Terrible. No era culpa de Gil ser un completo ignorante de la anatomía femenina. ¿Cómo iba a ser de otro modo? Y si la conclusión a la que había llegado parecía estrafalaria, sin duda no era tan monstruosa como la realidad: que la roca en la que se había asentado durante los últimos veinte años la Santa Iglesia del Ahorcado Redentor era en realidad una criatura vista por muchos teólogos moderados como carente de alma. Antes de que la apoplejía hubiera echado a perder la mente del Pontífice, Bosco la había admirado grandemente por su claridad y falta de misericordia. Incluso entre las nieblas de un cerebro roto, aquel Papa había dispuesto con pasión y gran entusiasmo la terrible muerte de la doncella de los ojos de mirlo. Gil estaba casi demasiado asombrado, pero faltaba el casi, para ser insultado.

—Dadme las llaves de esta estancia —le ordenó Bosco a Burdett.

Hubo mucho tintineo mientras Burdett extraía la llave de la sala mortuoria de su amplio llavero.
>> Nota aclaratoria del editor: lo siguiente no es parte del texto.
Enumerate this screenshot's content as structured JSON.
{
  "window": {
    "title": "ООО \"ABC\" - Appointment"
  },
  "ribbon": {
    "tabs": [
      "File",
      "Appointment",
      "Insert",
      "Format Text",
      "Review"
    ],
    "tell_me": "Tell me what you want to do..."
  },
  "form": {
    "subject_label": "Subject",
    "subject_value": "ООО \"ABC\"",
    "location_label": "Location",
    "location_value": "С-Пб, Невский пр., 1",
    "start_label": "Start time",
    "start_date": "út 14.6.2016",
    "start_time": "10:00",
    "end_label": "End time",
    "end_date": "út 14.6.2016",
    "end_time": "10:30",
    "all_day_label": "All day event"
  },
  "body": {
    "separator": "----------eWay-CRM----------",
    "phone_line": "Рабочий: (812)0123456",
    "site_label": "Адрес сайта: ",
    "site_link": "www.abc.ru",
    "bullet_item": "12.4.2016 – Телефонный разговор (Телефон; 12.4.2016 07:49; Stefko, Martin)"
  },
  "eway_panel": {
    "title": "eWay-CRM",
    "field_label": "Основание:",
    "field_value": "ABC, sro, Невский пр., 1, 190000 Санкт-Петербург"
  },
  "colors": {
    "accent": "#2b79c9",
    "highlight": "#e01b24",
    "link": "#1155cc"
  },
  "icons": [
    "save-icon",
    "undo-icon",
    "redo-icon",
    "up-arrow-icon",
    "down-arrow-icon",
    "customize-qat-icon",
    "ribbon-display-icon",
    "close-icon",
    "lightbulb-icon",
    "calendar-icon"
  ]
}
—¿Le habéis comentado a alguien más algo sobre esto?

—No, señor —respondió Burdett.

Bosco miró al primer embalsamador.

—¿Le habéis contado algo a alguien más?

—No, señor.

Miró al segundo:

—¿Le habéis contado a alguien más algo sobre esto?

El hombre negó con la cabeza, enmudecido de espanto.

—Permaneceréis aquí hasta que envíe por vosotros al redentor Gil. Y tapad esa monstruosidad. —Hizo pasar a Gil por la puerta, y cerró con llave desde fuera.

Pasó media hora, pues se perdieron por dos veces en los subterráneos de Chartres, antes de que Bosco y Gil regresaran a la Sala Vamiana. Aun entonces transcurrieron otros diez minutos antes de que ninguno de los dos hablara: un terremoto seguía sacudiendo sus cerebros.